1. A vacuum pump, comprising a housing; a rotor located in the housing and having a shaft and pump-active elements supported on the shaft; a stator located in the housing and having pump-active elements, the housing having a housing part for holding the pump-active elements of the stator; drive means for driving the pump; bearing means for rotatably supporting the rotor shaft; and at least one vacuum chamber located in the housing part.

2. A vacuum pump, according to claim 1, wherein the housing part contains at least one part of the bearing means and drive means and connectable with the housing.

3. A vacuum pump according to claim 1, comprising at least two pumping stages, and at least one further vacuum chamber located in the housing, and wherein the at least one and the further vacuum chambers are connected with each other and with a respective pumping stage.

4. A vacuum pump according to claim 3, wherein the gas pressure in the at least one and further vacuum chambers is not the same.

5. A vacuum pump according to claim 1, wherein the bearing means comprises a permanent magnet bearing for supporting an end of the rotor shaft.

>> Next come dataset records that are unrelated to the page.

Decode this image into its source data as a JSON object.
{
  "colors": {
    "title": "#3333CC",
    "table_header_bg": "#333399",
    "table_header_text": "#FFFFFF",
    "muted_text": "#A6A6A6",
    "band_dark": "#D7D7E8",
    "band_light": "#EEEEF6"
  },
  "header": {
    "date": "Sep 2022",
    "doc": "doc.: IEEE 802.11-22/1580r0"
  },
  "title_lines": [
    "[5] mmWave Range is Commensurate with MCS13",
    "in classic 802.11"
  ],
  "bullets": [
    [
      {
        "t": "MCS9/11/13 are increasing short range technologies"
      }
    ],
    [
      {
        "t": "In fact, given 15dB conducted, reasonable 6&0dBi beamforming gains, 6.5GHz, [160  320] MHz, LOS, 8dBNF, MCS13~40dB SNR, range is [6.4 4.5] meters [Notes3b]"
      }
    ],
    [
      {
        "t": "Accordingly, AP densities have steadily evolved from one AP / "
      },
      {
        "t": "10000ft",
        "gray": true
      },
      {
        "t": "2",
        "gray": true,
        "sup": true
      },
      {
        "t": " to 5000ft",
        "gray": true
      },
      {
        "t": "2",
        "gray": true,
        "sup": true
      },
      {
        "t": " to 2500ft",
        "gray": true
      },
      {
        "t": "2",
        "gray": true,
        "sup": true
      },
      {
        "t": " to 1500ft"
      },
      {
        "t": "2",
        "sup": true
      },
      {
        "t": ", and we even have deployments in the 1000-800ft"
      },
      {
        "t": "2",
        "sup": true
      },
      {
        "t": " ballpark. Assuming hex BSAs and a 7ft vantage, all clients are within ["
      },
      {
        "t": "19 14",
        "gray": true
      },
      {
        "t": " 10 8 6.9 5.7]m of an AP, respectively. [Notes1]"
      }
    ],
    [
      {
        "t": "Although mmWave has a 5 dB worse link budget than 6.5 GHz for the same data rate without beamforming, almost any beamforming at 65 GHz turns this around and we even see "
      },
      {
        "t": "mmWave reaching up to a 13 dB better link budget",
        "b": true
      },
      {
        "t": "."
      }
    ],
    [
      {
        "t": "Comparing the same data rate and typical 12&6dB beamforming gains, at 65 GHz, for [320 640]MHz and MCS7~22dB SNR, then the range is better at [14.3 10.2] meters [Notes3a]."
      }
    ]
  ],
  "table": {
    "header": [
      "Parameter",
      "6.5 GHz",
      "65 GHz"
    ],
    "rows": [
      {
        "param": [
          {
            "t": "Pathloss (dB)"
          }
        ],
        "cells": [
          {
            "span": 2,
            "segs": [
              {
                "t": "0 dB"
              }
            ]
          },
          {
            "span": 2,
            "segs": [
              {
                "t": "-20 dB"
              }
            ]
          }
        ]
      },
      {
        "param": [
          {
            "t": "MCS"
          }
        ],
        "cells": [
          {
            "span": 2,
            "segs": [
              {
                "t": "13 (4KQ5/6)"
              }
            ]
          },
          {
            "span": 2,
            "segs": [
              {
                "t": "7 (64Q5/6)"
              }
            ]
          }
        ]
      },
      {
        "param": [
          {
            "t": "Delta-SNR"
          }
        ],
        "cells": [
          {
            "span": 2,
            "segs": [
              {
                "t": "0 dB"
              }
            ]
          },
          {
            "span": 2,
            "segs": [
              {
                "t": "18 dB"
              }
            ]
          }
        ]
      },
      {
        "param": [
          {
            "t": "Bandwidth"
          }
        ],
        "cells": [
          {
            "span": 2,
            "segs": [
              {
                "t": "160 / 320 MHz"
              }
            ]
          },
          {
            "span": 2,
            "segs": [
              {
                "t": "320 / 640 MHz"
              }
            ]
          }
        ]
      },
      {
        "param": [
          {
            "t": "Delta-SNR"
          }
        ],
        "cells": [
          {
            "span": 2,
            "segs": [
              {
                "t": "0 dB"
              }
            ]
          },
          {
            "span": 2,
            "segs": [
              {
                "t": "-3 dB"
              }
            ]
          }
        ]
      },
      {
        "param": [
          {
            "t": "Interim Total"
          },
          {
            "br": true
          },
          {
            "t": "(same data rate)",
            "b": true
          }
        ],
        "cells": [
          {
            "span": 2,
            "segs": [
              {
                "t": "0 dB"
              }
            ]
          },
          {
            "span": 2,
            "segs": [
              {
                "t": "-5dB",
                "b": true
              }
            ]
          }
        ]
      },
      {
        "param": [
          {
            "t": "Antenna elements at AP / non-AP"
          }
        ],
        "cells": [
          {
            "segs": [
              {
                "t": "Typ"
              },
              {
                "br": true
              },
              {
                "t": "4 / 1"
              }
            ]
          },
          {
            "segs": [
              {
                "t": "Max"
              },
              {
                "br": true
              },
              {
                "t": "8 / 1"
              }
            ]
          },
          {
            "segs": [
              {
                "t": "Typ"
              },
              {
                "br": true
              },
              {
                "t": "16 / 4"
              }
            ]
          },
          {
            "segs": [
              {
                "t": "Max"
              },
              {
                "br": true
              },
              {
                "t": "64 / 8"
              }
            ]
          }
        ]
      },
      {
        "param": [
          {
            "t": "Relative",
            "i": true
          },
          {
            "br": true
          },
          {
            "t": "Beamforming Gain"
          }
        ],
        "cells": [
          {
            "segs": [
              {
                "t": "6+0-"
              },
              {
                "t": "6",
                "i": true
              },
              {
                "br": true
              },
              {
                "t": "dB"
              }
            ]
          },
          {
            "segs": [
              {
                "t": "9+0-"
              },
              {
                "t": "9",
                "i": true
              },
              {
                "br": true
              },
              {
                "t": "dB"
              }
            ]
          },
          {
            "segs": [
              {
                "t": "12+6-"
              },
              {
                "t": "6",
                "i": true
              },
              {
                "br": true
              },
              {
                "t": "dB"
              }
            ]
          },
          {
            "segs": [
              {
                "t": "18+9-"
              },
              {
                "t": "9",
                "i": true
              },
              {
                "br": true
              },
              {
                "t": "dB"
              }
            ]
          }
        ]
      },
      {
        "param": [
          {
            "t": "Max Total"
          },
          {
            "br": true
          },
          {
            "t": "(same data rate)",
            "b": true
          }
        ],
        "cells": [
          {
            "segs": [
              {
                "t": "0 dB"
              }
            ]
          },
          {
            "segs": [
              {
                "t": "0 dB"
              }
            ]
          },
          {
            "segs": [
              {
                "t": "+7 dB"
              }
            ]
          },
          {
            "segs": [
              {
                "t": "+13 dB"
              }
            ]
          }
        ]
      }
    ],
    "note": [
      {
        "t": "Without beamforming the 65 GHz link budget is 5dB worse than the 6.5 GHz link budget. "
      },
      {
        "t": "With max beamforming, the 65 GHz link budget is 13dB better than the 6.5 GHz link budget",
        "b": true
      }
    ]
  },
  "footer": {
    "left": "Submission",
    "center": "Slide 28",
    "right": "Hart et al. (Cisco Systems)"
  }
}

6. A vacuum pump according to claim 3, wherein the pump-active rotor elements and the pump-active stator elements includes blades forming at least one pumping stage.

7. A vacuum pump according to claim 1, wherein the at least one vacuum chamber has an opening, the vacuum pump further comprising a releasable cover for closing the opening, and at least two seals for sealing the opening.

8. A vacuum pump according to claim 7, comprising an annular channel arranged between the two seals and in which vacuum is produced.

9. A vacuum pump according to claim 8, comprising a connection conduit integrated in the housing between the annular channel and one of pumping stage and gas outlet channel.

10. A vacuum pump according to claim 1, further comprising at least one further vacuum chamber, at least one of the at least one and further vacuum chambers being located in an insertable module.